AI litigation rules and orders







Category Forum Rule or order Requirement
Filing certification Florida Florida Rule of General Practice and Judicial Administration 2.515(d)(2) Signer represents cited legal authorities exist and are accurately cited; sanctions are expressly authorized after notice and opportunity to be heard.
Disclosure N.D. Tex. Local Civil Rule 7.2(f) and Local Criminal Rule 47.2(e) Briefs prepared using generative AI must disclose that fact on the first page under the heading “Use of Generative Artificial Intelligence.”
Verification / sanctions D. Neb. Nebraska Civil Rule 7.1(d) Briefs and motions require a certificate stating no generative AI was used or that a human verified generated text, citations, and legal authority.
Disclosure D. Haw. General Order 23-1 re Use of Unverified Sources Requires a declaration when counsel or a pro se party submits filing material generated by an unverified source, including AI-generated material.
Verification / sanctions D. Kan. Standing Order 26-01 Litigants remain responsible for verifying AI-assisted content; the court may strike filings, impose sanctions, or require sworn AI-use statements.
Disclosure S.D. Cal. Bankruptcy General Order 210 and CSD 5013 Requires disclosure and certification through local form CSD 5013, including identification of the AI program and independent accuracy review.
Disclosure E.D. Pa. Judge Baylson Standing Order Re Artificial Intelligence AI use must be disclosed in a plain factual statement, and citations must be certified as verified.
Confidentiality Court of International Trade Judge Vaden Order on Artificial Intelligence Parties using generative AI must disclose the program and AI-drafted text and certify no unauthorized disclosure of confidential or business proprietary information.
State court California California Rule of Court 10.430 Courts that allow generative AI use by court staff or judicial officers must adopt a use policy or prohibit use.
State court Illinois Illinois Supreme Court Policy on Artificial Intelligence Permits AI use subject to existing legal, ethical, and court rules and treats existing rules as sufficient.
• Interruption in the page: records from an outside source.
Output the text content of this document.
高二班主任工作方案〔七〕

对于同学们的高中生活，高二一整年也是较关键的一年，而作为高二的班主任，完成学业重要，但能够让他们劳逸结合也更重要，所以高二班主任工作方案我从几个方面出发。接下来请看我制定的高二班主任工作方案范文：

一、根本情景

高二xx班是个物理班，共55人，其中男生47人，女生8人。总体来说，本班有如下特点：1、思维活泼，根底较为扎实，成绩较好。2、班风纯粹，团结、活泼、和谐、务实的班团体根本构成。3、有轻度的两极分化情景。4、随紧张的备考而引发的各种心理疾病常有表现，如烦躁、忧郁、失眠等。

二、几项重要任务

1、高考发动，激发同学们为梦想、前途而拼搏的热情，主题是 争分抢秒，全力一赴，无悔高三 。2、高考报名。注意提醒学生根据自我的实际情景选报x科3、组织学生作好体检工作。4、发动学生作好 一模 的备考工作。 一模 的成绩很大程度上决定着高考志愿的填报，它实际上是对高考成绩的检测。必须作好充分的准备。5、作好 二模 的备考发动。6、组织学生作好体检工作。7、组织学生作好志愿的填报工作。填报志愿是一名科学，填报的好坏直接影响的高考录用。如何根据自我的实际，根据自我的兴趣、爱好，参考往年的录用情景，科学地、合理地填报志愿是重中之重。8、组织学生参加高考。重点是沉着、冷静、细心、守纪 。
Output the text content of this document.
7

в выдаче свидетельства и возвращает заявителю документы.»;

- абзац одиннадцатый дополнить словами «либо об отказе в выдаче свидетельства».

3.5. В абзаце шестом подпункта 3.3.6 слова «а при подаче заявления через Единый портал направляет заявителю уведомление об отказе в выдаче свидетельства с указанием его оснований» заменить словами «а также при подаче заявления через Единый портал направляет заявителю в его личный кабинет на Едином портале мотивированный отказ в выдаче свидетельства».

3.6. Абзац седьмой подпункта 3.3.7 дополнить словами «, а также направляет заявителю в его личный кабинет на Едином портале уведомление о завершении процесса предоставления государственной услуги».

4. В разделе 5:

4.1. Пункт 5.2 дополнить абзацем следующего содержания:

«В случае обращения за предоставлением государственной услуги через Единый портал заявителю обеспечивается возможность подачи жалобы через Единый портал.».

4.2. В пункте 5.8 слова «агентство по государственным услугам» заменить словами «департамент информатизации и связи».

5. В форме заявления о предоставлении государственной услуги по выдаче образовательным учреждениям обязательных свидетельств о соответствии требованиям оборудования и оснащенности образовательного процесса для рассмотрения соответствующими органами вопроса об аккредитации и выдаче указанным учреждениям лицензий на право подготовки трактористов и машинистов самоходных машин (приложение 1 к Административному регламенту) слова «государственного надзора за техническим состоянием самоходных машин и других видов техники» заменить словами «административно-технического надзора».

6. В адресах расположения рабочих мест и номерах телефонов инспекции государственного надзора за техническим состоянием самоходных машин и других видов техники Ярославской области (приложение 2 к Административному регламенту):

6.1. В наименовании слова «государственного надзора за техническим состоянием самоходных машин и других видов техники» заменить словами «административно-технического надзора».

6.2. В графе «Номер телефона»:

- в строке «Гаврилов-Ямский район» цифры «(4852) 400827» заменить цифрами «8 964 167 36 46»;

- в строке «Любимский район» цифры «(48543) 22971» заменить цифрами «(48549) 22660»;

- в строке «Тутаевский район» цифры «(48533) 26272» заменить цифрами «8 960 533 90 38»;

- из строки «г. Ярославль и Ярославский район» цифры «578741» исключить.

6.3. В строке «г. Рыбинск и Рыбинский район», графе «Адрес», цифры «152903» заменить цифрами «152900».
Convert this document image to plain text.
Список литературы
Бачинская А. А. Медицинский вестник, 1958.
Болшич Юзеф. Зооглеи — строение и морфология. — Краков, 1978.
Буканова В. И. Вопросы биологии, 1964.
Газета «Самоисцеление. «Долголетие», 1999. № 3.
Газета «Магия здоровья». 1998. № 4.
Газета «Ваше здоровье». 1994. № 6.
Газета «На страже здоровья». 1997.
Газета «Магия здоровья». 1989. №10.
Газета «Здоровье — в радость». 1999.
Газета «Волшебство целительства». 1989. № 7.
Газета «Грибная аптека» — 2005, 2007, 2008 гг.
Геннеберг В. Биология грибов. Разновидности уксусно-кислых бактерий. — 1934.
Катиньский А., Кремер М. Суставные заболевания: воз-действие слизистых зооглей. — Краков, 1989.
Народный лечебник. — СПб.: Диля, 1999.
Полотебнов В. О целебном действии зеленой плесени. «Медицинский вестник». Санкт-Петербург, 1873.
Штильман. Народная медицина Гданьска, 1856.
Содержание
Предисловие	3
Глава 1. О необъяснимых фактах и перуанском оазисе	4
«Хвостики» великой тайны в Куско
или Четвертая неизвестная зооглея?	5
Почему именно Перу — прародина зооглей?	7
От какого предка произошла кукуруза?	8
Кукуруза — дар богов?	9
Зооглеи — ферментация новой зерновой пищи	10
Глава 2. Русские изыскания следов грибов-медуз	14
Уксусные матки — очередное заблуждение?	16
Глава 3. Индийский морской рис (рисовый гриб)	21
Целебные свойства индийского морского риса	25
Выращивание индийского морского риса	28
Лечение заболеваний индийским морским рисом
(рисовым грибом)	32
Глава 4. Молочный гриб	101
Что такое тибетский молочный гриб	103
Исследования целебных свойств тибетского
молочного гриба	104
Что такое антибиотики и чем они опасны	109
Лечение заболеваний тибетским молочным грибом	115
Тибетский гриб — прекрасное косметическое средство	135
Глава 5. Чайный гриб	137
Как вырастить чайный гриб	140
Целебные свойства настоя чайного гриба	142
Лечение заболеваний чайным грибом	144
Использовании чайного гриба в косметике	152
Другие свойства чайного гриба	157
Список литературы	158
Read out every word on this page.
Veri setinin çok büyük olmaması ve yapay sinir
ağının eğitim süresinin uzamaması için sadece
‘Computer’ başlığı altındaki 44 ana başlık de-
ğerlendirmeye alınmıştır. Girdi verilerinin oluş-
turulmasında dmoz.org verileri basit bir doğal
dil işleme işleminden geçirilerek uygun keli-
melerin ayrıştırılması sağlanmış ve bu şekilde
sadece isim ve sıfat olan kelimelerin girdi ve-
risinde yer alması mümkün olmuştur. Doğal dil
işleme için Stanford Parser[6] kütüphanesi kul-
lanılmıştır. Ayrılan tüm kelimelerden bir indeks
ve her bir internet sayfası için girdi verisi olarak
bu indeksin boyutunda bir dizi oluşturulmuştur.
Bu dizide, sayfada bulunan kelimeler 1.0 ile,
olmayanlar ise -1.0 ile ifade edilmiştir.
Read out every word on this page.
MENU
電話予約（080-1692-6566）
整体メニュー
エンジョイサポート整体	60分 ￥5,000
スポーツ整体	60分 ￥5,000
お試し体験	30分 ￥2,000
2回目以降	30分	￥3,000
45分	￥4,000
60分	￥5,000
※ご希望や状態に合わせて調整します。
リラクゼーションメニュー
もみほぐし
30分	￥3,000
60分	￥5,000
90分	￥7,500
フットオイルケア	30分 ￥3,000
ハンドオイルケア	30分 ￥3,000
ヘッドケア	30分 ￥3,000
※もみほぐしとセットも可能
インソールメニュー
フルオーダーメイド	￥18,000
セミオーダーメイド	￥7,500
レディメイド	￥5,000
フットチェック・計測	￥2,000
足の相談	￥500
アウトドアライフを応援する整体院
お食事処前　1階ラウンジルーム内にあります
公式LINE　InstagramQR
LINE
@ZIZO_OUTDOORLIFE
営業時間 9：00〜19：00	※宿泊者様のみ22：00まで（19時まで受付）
Source note: This table includes high-value primary-source rows from the tracker. The full working tracker includes additional local orders, proposed rules, evidence rules, and state court developments under verification.

What litigators should do now

  • Review judge-specific standing orders, local rules, state court policies, and tribunal guidance before major filings.
  • Verify every citation, quotation, record reference, legal proposition, and factual assertion in AI-assisted work.
  • Do not upload confidential discovery, privileged material, trade secrets, protected health information, export-controlled information, or business proprietary information into public AI tools.
  • Confirm whether any protective order permits closed enterprise AI tools and whether the tool contract addresses training, retention, disclosure, and deletion.
  • Treat AI-generated evidence differently from AI-assisted drafting. Evidence still must be authentic, admissible, and tied to real-world facts.

Source note: Clearon gives preference to primary court, agency, legislature, and bar sources. Secondary trackers are used as leads, not as final authority.